Читаем Территория Холода полностью

– Ты знал, что я за тобой полезу? – продолжаю свой абсурдный допрос. – Я ведь мог встать истуканом и молча смотреть, как ты тонешь. Не со зла, а просто потому что растерялся бы. Но я полез. Ты это знал? Тебе это было нужно – чтобы кому-то было не наплевать? Или ты ждал, что я не вмешаюсь?

Конечно же, Пудель мне не отвечает. Его сон кажется таким глубоким, как будто это и не сон вовсе… как будто он…

За окном вдруг завывает ветер, да так сильно, что я вздрагиваю. Правую ногу внезапно пронзает острая спица боли, заставляющая меня подскочить и зашипеть. Тихая палата превращается для меня в пристанище шелеста заоконной листвы, похожего на шепот, собственного шипения, и тихого дыхания спящего. За этой какофонией, показавшейся мне ужасно громкой, я не слышу, как открывается дверь.

– Все в порядке, малыш? – доносится до меня голос Майора. Шум резко стихает, будто его и не было. Или он был только в моих ушах?

Резко оборачиваюсь, забывая о притихшей ноге.

– Вы, что, теперь повсюду собрались за мной ходить? – шиплю я. Почему у меня такое чувство, будто Майор только и ждет, что я отреагирую на «малыша»? Если так, то мне совсем не хочется доставлять ему такое удовольствие.

– Мне показалось, у тебя что-то случилось, – спокойно отвечает он.

– Случилось, – ядовито говорю я. – Человек, с которым я почти подружился, рассказывал ужасы про вашу физподготовку, а потом решил утопиться. Вот, что случилось.

– Директор ведь тебе объяснил… – примирительно начинает Майор, но я перебиваю его.

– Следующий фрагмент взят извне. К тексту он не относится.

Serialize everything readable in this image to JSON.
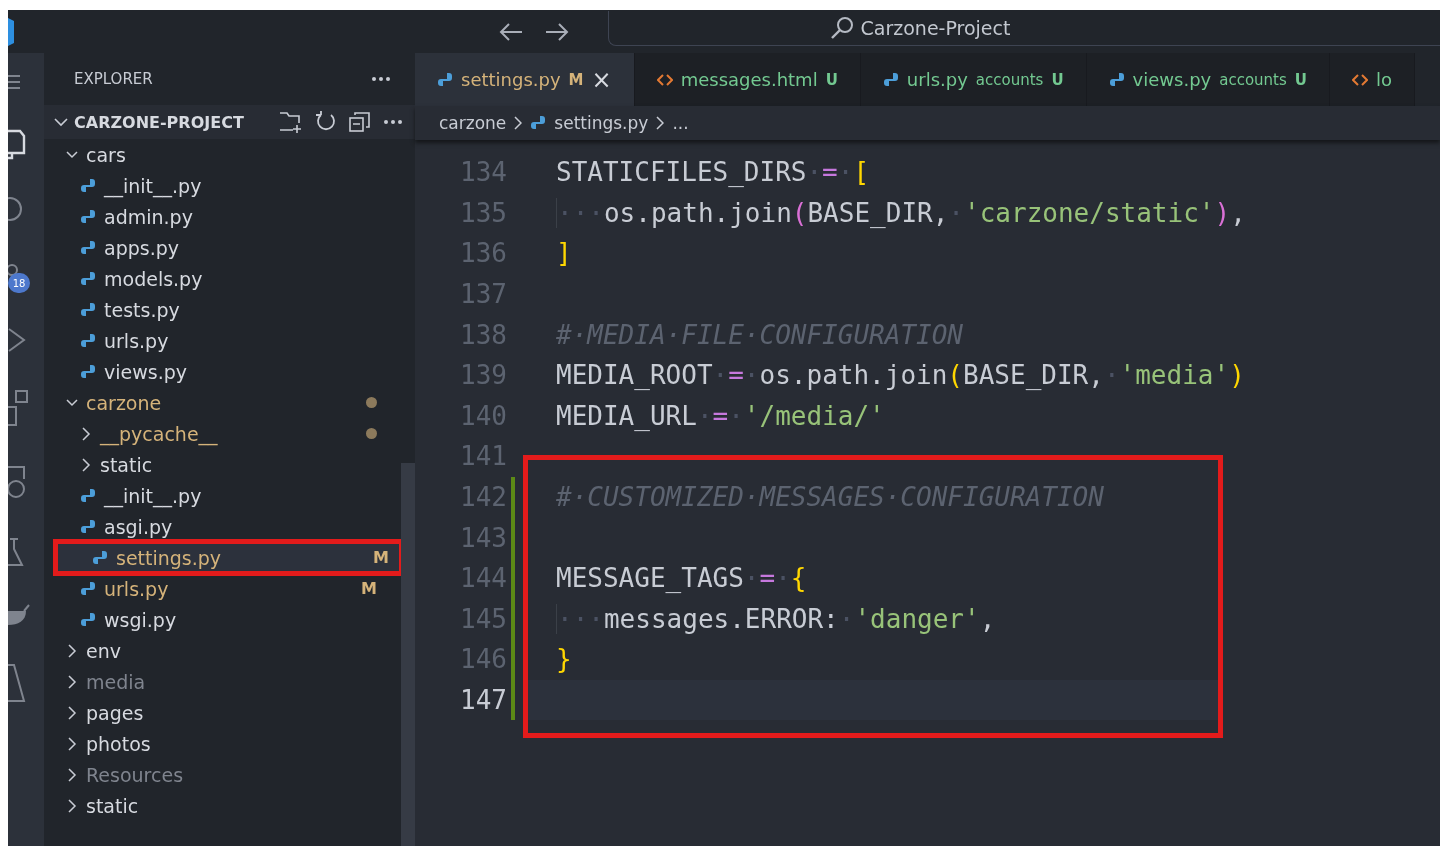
{
  "title_bar": {
    "search": "Carzone-Project"
  },
  "activity_bar": {
    "account_badge": "18"
  },
  "explorer": {
    "title": "EXPLORER",
    "project": {
      "name": "CARZONE-PROJECT",
      "expanded": true
    },
    "tree": [
      {
        "name": "cars",
        "kind": "folder",
        "expanded": true,
        "selected": false,
        "children": [
          {
            "name": "__init__.py",
            "kind": "py",
            "selected": false
          },
          {
            "name": "admin.py",
            "kind": "py",
            "selected": false
          },
          {
            "name": "apps.py",
            "kind": "py",
            "selected": false
          },
          {
            "name": "models.py",
            "kind": "py",
            "selected": false
          },
          {
            "name": "tests.py",
            "kind": "py",
            "selected": false
          },
          {
            "name": "urls.py",
            "kind": "py",
            "selected": false
          },
          {
            "name": "views.py",
            "kind": "py",
            "selected": false
          }
        ]
      },
      {
        "name": "carzone",
        "kind": "folder",
        "expanded": true,
        "selected": false,
        "color": "#d5b37a",
        "dot": true,
        "children": [
          {
            "name": "__pycache__",
            "kind": "folder",
            "expanded": false,
            "selected": false,
            "color": "#d5b37a",
            "dot": true
          },
          {
            "name": "static",
            "kind": "folder",
            "expanded": false,
            "selected": false
          },
          {
            "name": "__init__.py",
            "kind": "py",
            "selected": false
          },
          {
            "name": "asgi.py",
            "kind": "py",
            "selected": false
          },
          {
            "name": "settings.py",
            "kind": "py",
            "selected": true,
            "color": "#d5b37a",
            "badge": "M",
            "annotated": true
          },
          {
            "name": "urls.py",
            "kind": "py",
            "selected": false,
            "color": "#d5b37a",
            "badge": "M"
          },
          {
            "name": "wsgi.py",
            "kind": "py",
            "selected": false
          }
        ]
      },
      {
        "name": "env",
        "kind": "folder",
        "expanded": false,
        "selected": false
      },
      {
        "name": "media",
        "kind": "folder",
        "expanded": false,
        "selected": false,
        "color": "#7f848e"
      },
      {
        "name": "pages",
        "kind": "folder",
        "expanded": false,
        "selected": false
      },
      {
        "name": "photos",
        "kind": "folder",
        "expanded": false,
        "selected": false
      },
      {
        "name": "Resources",
        "kind": "folder",
        "expanded": false,
        "selected": false,
        "color": "#7f848e"
      },
      {
        "name": "static",
        "kind": "folder",
        "expanded": false,
        "selected": false
      }
    ]
  },
  "tabs": [
    {
      "label": "settings.py",
      "kind": "py",
      "status": "M",
      "color": "#d5b37a",
      "selected": true,
      "close": "×"
    },
    {
      "label": "messages.html",
      "kind": "html",
      "status": "U",
      "color": "#73c991",
      "selected": false
    },
    {
      "label": "urls.py",
      "kind": "py",
      "detail": "accounts",
      "status": "U",
      "color": "#73c991",
      "selected": false
    },
    {
      "label": "views.py",
      "kind": "py",
      "detail": "accounts",
      "status": "U",
      "color": "#73c991",
      "selected": false
    },
    {
      "label": "lo",
      "kind": "html",
      "color": "#73c991",
      "selected": false
    }
  ],
  "breadcrumb": [
    {
      "text": "carzone",
      "kind": "folder"
    },
    {
      "text": "settings.py",
      "kind": "py"
    },
    {
      "text": "...",
      "kind": "more"
    }
  ],
  "code": [
    {
      "number": "134",
      "tokens": [
        {
          "text": "STATICFILES_DIRS",
          "kind": "id"
        },
        {
          "text": "·",
          "kind": "ws"
        },
        {
          "text": "=",
          "kind": "op"
        },
        {
          "text": "·",
          "kind": "ws"
        },
        {
          "text": "[",
          "kind": "br1"
        }
      ]
    },
    {
      "number": "135",
      "tokens": [
        {
          "text": "···",
          "kind": "indent"
        },
        {
          "text": "os.path.join",
          "kind": "id"
        },
        {
          "text": "(",
          "kind": "br2"
        },
        {
          "text": "BASE_DIR,",
          "kind": "id"
        },
        {
          "text": "·",
          "kind": "ws"
        },
        {
          "text": "'carzone/static'",
          "kind": "str"
        },
        {
          "text": ")",
          "kind": "br2"
        },
        {
          "text": ",",
          "kind": "id"
        }
      ]
    },
    {
      "number": "136",
      "tokens": [
        {
          "text": "]",
          "kind": "br1"
        }
      ]
    },
    {
      "number": "137"
    },
    {
      "number": "138",
      "tokens": [
        {
          "text": "#·MEDIA·FILE·CONFIGURATION",
          "kind": "comment"
        }
      ]
    },
    {
      "number": "139",
      "tokens": [
        {
          "text": "MEDIA_ROOT",
          "kind": "id"
        },
        {
          "text": "·",
          "kind": "ws"
        },
        {
          "text": "=",
          "kind": "op"
        },
        {
          "text": "·",
          "kind": "ws"
        },
        {
          "text": "os.path.join",
          "kind": "id"
        },
        {
          "text": "(",
          "kind": "br1"
        },
        {
          "text": "BASE_DIR,",
          "kind": "id"
        },
        {
          "text": "·",
          "kind": "ws"
        },
        {
          "text": "'media'",
          "kind": "str"
        },
        {
          "text": ")",
          "kind": "br1"
        }
      ]
    },
    {
      "number": "140",
      "tokens": [
        {
          "text": "MEDIA_URL",
          "kind": "id"
        },
        {
          "text": "·",
          "kind": "ws"
        },
        {
          "text": "=",
          "kind": "op"
        },
        {
          "text": "·",
          "kind": "ws"
        },
        {
          "text": "'/media/'",
          "kind": "str"
        }
      ]
    },
    {
      "number": "141"
    },
    {
      "number": "142",
      "added": true,
      "annotated": true,
      "tokens": [
        {
          "text": "#·CUSTOMIZED·MESSAGES·CONFIGURATION",
          "kind": "comment"
        }
      ]
    },
    {
      "number": "143",
      "added": true,
      "annotated": true
    },
    {
      "number": "144",
      "added": true,
      "annotated": true,
      "tokens": [
        {
          "text": "MESSAGE_TAGS",
          "kind": "id"
        },
        {
          "text": "·",
          "kind": "ws"
        },
        {
          "text": "=",
          "kind": "op"
        },
        {
          "text": "·",
          "kind": "ws"
        },
        {
          "text": "{",
          "kind": "br1"
        }
      ]
    },
    {
      "number": "145",
      "added": true,
      "annotated": true,
      "tokens": [
        {
          "text": "···",
          "kind": "indent"
        },
        {
          "text": "messages.ERROR:",
          "kind": "id"
        },
        {
          "text": "·",
          "kind": "ws"
        },
        {
          "text": "'danger'",
          "kind": "str"
        },
        {
          "text": ",",
          "kind": "id"
        }
      ]
    },
    {
      "number": "146",
      "added": true,
      "annotated": true,
      "tokens": [
        {
          "text": "}",
          "kind": "br1"
        }
      ]
    },
    {
      "number": "147",
      "added": true,
      "annotated": true,
      "current": true
    }
  ]
}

– Что дело в его неуравновешенности? – кошусь на Пуделя и морщусь. Он вовсе не показался мне психом, когда мы сидели у болота. Он был уставшим, да, но не безумным и не печальным. Или печальным он все-таки был, а я не смог этого разглядеть? Не придал должного значения? Так или иначе, идти на поводу у Майора мне не хочется, и я упрямо качаю головой. – Каким бы неуравновешенным он ни был, не отрицайте, что вы его провоцировали! Думаете, все можно вылечить на плацу? Здесь вам не армия! Если вы знали, что у него проблемы, надо было сразу отправить его сюда, под надзор…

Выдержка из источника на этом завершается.